Dabei finde ich persönlich den Anfang gar nicht so prickelnd, denn „Amongst Marble And The Dead“ ist zwar solide Gruft-Kost, aber nichts wirklich Begeisterndes. Wesentlich knalliger rollen die Skandinavier dann bei „Disembodied Steps“ durchs Gebälk. Unvergleichlich schön sägende Gitarren und Lindgrens unverwüstliches Organ zaubern sogar kalten Leichen einen Steifen in den Holzpyjama. Vielseitigkeit ist außerdem Trumpf, denn zwischen dem partiell schwarzmetallischen „Winds Of Chains“ (SCORPIONS, ich hör euch klopfen…) und der Doomwalze „Epos“ liegen akustische Welten – alles aber im bleischweren GRAVE-Rahmen gefestigt. Dazu noch die köstlichen Riffsalven in „Plague Of Nations“ oder das kultige Verweigern jeder Moderne auf „Passion Of The Weak“ – Violence With Quality!

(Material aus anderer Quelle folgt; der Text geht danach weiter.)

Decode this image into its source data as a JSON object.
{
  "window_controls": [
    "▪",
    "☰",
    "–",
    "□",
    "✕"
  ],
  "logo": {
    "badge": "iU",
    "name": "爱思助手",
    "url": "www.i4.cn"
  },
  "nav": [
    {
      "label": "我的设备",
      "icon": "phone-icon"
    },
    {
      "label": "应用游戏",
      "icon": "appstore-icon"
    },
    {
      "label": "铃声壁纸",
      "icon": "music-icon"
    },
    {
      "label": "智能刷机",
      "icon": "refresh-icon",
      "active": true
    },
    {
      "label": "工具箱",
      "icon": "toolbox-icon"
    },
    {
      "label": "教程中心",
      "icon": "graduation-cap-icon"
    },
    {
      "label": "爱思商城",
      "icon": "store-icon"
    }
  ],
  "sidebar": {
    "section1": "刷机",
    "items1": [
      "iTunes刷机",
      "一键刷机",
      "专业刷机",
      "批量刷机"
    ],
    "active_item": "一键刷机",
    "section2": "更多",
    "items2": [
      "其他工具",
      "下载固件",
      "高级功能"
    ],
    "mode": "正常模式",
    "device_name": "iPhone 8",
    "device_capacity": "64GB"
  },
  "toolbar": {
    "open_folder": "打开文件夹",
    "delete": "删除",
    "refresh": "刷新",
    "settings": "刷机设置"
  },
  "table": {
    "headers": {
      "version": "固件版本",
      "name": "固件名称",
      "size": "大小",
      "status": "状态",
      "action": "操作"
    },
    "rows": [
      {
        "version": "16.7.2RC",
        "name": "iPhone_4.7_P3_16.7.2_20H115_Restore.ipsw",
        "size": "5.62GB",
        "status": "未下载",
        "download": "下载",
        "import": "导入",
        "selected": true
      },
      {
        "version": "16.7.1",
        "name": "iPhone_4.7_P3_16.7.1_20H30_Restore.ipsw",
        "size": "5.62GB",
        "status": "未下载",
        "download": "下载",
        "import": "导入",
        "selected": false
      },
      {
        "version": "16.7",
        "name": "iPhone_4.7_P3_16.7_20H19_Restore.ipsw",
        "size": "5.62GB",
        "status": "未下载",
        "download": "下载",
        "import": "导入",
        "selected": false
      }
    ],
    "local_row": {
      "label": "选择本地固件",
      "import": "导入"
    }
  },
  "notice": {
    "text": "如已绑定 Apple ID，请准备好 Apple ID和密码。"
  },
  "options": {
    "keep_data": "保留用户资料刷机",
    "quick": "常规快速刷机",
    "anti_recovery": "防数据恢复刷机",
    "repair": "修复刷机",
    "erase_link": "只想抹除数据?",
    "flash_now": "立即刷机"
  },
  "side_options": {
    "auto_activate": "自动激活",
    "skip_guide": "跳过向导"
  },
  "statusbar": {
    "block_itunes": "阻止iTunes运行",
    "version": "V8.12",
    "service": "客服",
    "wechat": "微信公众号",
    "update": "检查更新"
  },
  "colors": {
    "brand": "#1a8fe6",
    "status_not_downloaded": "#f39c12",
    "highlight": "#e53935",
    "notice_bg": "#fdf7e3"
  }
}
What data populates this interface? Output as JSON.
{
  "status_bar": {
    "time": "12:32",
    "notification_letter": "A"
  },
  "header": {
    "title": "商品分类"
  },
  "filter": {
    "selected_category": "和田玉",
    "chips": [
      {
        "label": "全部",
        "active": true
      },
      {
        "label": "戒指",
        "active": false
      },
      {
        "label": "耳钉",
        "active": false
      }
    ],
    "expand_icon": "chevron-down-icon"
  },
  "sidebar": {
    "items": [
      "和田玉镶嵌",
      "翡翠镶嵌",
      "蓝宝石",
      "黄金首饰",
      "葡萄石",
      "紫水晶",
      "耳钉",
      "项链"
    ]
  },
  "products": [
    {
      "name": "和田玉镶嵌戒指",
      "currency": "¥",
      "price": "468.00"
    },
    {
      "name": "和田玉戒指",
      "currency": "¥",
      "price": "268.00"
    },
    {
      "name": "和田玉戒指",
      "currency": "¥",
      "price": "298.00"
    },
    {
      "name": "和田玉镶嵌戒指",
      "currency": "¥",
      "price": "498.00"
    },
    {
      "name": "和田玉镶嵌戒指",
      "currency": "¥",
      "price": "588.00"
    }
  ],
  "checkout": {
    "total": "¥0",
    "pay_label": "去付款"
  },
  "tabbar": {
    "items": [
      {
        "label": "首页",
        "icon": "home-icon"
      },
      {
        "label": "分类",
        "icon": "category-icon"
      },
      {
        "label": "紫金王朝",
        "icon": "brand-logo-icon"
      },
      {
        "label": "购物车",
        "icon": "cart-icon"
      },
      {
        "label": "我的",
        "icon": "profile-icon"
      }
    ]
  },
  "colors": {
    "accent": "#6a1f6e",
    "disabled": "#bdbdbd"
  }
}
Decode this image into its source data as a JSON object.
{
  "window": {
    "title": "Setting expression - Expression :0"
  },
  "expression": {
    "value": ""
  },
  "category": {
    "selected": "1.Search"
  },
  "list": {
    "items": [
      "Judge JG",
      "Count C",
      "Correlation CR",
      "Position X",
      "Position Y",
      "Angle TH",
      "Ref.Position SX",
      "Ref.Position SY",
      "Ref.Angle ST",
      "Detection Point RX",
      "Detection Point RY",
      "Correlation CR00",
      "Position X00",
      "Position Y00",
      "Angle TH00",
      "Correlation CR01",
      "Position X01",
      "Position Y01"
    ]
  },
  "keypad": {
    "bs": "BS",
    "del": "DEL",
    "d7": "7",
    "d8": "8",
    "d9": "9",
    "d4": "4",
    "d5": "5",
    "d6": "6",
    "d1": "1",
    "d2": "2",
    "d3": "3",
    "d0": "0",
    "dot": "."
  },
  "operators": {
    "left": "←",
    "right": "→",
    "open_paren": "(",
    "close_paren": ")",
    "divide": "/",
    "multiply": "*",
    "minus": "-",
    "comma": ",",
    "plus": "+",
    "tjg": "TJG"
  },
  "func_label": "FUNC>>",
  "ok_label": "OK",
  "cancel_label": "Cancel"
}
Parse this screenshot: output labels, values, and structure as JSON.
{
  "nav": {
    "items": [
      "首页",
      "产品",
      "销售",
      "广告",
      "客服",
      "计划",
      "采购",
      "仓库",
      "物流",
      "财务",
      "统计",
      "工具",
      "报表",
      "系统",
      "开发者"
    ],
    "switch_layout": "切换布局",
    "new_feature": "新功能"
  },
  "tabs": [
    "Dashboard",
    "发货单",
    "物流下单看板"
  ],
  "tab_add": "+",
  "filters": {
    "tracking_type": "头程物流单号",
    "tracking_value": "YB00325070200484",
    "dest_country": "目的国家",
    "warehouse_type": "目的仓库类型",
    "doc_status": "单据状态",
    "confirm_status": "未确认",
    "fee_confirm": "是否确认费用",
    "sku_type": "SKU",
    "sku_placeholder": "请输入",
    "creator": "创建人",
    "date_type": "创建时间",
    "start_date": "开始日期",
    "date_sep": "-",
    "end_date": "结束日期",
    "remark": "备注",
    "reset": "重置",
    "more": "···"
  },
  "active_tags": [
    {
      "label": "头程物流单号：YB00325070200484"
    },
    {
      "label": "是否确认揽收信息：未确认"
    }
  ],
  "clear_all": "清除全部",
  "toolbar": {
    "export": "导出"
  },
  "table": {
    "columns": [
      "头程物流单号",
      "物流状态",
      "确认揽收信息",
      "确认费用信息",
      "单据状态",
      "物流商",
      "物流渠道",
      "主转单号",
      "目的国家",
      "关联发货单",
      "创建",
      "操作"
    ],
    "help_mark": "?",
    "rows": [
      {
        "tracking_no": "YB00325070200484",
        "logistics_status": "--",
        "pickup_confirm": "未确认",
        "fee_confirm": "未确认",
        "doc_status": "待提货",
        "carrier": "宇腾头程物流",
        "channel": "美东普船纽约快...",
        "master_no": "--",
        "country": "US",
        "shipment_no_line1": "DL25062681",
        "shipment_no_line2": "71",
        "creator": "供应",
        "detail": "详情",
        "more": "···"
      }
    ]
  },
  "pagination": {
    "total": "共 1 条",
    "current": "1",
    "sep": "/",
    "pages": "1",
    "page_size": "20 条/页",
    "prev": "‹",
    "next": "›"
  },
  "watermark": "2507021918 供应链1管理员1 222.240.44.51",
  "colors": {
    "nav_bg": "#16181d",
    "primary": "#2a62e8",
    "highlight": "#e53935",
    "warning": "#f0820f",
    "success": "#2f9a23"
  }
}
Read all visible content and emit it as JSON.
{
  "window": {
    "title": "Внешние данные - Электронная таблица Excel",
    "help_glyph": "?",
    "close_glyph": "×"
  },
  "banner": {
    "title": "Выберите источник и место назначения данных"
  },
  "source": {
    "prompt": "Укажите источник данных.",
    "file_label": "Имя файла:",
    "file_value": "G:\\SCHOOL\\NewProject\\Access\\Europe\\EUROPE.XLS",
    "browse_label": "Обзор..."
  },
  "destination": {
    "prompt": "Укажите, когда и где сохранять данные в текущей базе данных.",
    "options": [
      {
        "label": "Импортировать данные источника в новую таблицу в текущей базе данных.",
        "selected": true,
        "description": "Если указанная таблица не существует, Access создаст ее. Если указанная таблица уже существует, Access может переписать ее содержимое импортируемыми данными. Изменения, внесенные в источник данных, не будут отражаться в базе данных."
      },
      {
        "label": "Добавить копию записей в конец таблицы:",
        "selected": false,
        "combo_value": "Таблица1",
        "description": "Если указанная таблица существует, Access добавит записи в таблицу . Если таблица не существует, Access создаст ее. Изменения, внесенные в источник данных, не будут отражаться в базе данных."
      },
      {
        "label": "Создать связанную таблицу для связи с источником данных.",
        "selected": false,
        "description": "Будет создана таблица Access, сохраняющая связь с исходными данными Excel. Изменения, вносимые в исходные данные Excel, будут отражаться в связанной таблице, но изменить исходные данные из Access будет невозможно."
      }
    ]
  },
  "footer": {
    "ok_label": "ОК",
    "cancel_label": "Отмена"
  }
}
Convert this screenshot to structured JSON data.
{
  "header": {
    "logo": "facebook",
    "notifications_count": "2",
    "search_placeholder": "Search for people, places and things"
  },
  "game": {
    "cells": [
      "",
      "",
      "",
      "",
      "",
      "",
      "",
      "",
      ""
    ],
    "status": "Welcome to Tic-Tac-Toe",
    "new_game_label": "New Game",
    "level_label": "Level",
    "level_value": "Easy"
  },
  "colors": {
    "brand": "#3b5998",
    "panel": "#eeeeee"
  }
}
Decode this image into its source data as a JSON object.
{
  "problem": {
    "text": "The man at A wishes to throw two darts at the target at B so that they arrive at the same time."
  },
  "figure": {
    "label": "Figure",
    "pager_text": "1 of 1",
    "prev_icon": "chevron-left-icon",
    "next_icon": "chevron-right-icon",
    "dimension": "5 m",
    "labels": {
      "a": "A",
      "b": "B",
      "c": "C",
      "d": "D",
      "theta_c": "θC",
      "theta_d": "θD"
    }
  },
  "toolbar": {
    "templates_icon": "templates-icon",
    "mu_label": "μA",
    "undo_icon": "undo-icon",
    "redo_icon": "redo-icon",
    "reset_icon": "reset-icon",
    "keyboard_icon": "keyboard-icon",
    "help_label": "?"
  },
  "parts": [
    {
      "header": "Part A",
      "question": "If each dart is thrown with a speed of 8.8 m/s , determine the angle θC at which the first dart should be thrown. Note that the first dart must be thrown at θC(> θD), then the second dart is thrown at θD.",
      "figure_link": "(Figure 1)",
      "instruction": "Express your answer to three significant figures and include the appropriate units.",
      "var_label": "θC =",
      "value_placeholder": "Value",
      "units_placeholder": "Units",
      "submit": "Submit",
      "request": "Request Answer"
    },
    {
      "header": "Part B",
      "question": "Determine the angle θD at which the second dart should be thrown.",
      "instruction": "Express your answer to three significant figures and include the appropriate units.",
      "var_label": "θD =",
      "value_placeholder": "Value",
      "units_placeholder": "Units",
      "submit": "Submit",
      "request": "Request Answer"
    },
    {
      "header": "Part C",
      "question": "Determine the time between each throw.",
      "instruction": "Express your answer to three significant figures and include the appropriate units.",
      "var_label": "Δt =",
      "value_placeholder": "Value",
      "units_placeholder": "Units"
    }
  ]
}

Ob „Endless Procession Of Souls“ jetzt das beste GRAVE-Album seit „Soulless“ ist, wie uns der Promozettel vollmundig weismachen will, lass ich jetzt mal unkommentiert, doch gerade in Zeiten, wo Bands wie DISMEMBER die Segel gestrichen haben und ENTOMBED in der mehrjährigen Versenkung verschwunden sind, ist es gut zu wissen, dass GRAVE die kompromisslos-geile Old-School-Keule voller Stolz hochhalten. Death Metal für Männer halt. In der Verfassung bitte weitere 26 Jahre!